Since I'm an avid Gilbert Morris reader, I picked up this book. I guess because I'm such a fan I feel like I have to read every book written by him. That said, I did enjoy this book over the past few I've read of his. The characters in this story are very colorful and bring life to the story. I find the background characters to be more interesting especially the restaurant group scenes. There is lots of historical fact and research done for the book and I enjoy all mention of the food that is eaten. I do like how Colin is a non typical pastor and he does grab the reader's attention from his first appearance. However once again what I find most annoying (but new readers won't notice) is recycled plot use. Why are there always characters that insist on sitting in the front row at church? There will be plenty of rows throughout the church but these characters always march right up in front under the nose of the preacher. The girl being disguised as a guy gets really old too because she doesn't really try hard to disguise herself (cut your hair instead of hiding it under a hat).

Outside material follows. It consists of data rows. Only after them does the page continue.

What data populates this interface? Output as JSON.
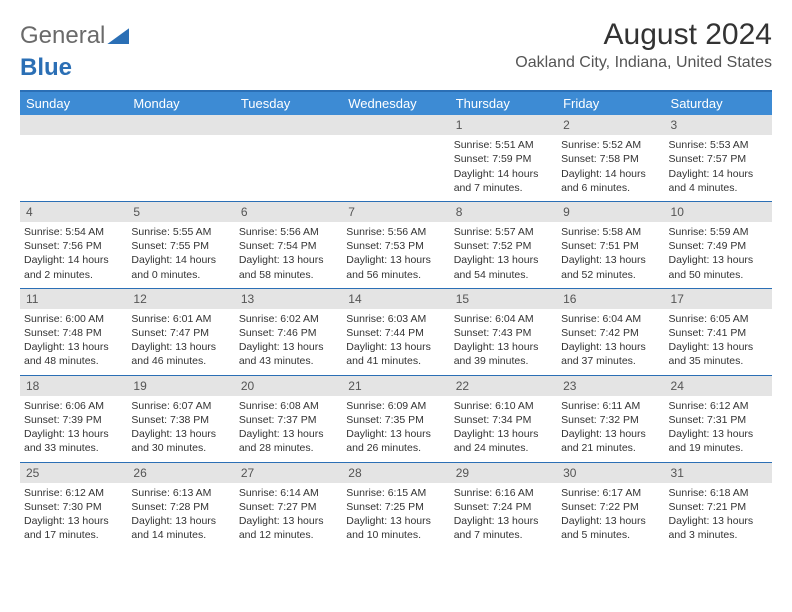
{
  "logo": {
    "text1": "General",
    "text2": "Blue"
  },
  "title": {
    "month": "August 2024",
    "location": "Oakland City, Indiana, United States"
  },
  "dow": [
    "Sunday",
    "Monday",
    "Tuesday",
    "Wednesday",
    "Thursday",
    "Friday",
    "Saturday"
  ],
  "colors": {
    "header_bg": "#3d8bd4",
    "border": "#2b6fb5",
    "daynum_bg": "#e4e4e4"
  },
  "weeks": [
    [
      null,
      null,
      null,
      null,
      {
        "n": "1",
        "sr": "5:51 AM",
        "ss": "7:59 PM",
        "dl": "14 hours and 7 minutes."
      },
      {
        "n": "2",
        "sr": "5:52 AM",
        "ss": "7:58 PM",
        "dl": "14 hours and 6 minutes."
      },
      {
        "n": "3",
        "sr": "5:53 AM",
        "ss": "7:57 PM",
        "dl": "14 hours and 4 minutes."
      }
    ],
    [
      {
        "n": "4",
        "sr": "5:54 AM",
        "ss": "7:56 PM",
        "dl": "14 hours and 2 minutes."
      },
      {
        "n": "5",
        "sr": "5:55 AM",
        "ss": "7:55 PM",
        "dl": "14 hours and 0 minutes."
      },
      {
        "n": "6",
        "sr": "5:56 AM",
        "ss": "7:54 PM",
        "dl": "13 hours and 58 minutes."
      },
      {
        "n": "7",
        "sr": "5:56 AM",
        "ss": "7:53 PM",
        "dl": "13 hours and 56 minutes."
      },
      {
        "n": "8",
        "sr": "5:57 AM",
        "ss": "7:52 PM",
        "dl": "13 hours and 54 minutes."
      },
      {
        "n": "9",
        "sr": "5:58 AM",
        "ss": "7:51 PM",
        "dl": "13 hours and 52 minutes."
      },
      {
        "n": "10",
        "sr": "5:59 AM",
        "ss": "7:49 PM",
        "dl": "13 hours and 50 minutes."
      }
    ],
    [
      {
        "n": "11",
        "sr": "6:00 AM",
        "ss": "7:48 PM",
        "dl": "13 hours and 48 minutes."
      },
      {
        "n": "12",
        "sr": "6:01 AM",
        "ss": "7:47 PM",
        "dl": "13 hours and 46 minutes."
      },
      {
        "n": "13",
        "sr": "6:02 AM",
        "ss": "7:46 PM",
        "dl": "13 hours and 43 minutes."
      },
      {
        "n": "14",
        "sr": "6:03 AM",
        "ss": "7:44 PM",
        "dl": "13 hours and 41 minutes."
      },
      {
        "n": "15",
        "sr": "6:04 AM",
        "ss": "7:43 PM",
        "dl": "13 hours and 39 minutes."
      },
      {
        "n": "16",
        "sr": "6:04 AM",
        "ss": "7:42 PM",
        "dl": "13 hours and 37 minutes."
      },
      {
        "n": "17",
        "sr": "6:05 AM",
        "ss": "7:41 PM",
        "dl": "13 hours and 35 minutes."
      }
    ],
    [
      {
        "n": "18",
        "sr": "6:06 AM",
        "ss": "7:39 PM",
        "dl": "13 hours and 33 minutes."
      },
      {
        "n": "19",
        "sr": "6:07 AM",
        "ss": "7:38 PM",
        "dl": "13 hours and 30 minutes."
      },
      {
        "n": "20",
        "sr": "6:08 AM",
        "ss": "7:37 PM",
        "dl": "13 hours and 28 minutes."
      },
      {
        "n": "21",
        "sr": "6:09 AM",
        "ss": "7:35 PM",
        "dl": "13 hours and 26 minutes."
      },
      {
        "n": "22",
        "sr": "6:10 AM",
        "ss": "7:34 PM",
        "dl": "13 hours and 24 minutes."
      },
      {
        "n": "23",
        "sr": "6:11 AM",
        "ss": "7:32 PM",
        "dl": "13 hours and 21 minutes."
      },
      {
        "n": "24",
        "sr": "6:12 AM",
        "ss": "7:31 PM",
        "dl": "13 hours and 19 minutes."
      }
    ],
    [
      {
        "n": "25",
        "sr": "6:12 AM",
        "ss": "7:30 PM",
        "dl": "13 hours and 17 minutes."
      },
      {
        "n": "26",
        "sr": "6:13 AM",
        "ss": "7:28 PM",
        "dl": "13 hours and 14 minutes."
      },
      {
        "n": "27",
        "sr": "6:14 AM",
        "ss": "7:27 PM",
        "dl": "13 hours and 12 minutes."
      },
      {
        "n": "28",
        "sr": "6:15 AM",
        "ss": "7:25 PM",
        "dl": "13 hours and 10 minutes."
      },
      {
        "n": "29",
        "sr": "6:16 AM",
        "ss": "7:24 PM",
        "dl": "13 hours and 7 minutes."
      },
      {
        "n": "30",
        "sr": "6:17 AM",
        "ss": "7:22 PM",
        "dl": "13 hours and 5 minutes."
      },
      {
        "n": "31",
        "sr": "6:18 AM",
        "ss": "7:21 PM",
        "dl": "13 hours and 3 minutes."
      }
    ]
  ],
  "labels": {
    "sunrise": "Sunrise: ",
    "sunset": "Sunset: ",
    "daylight": "Daylight: "
  }
}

I really didn't like Lanie's brother after he became a Christian. While I was happy to hear that he became saved, I really think he went overboard with trying to convert others. Why would someone tear up a Bible and give people random pages expecting them to become saved without telling them about it? This character seemed very judgmental and stereotypical of a Christian trying to convert everyone. One more thing that really bugged me was when Colin and Louise finally kiss, they both back away immediately and the first thing Colin says is "Well I guess I shouldn't have done that." That phrase has been used too many times in Morris's books and just doesn't sound realistic at all. I also won't lie, i skipped over Lanie's poetry. I feel bad but it didn't really interest me.
I did enjoy the book but mostly out of loyalty for being a Morris fan. If you like historical fiction, then I think you'd enjoy it. Otherwise I think some of his older works are much better.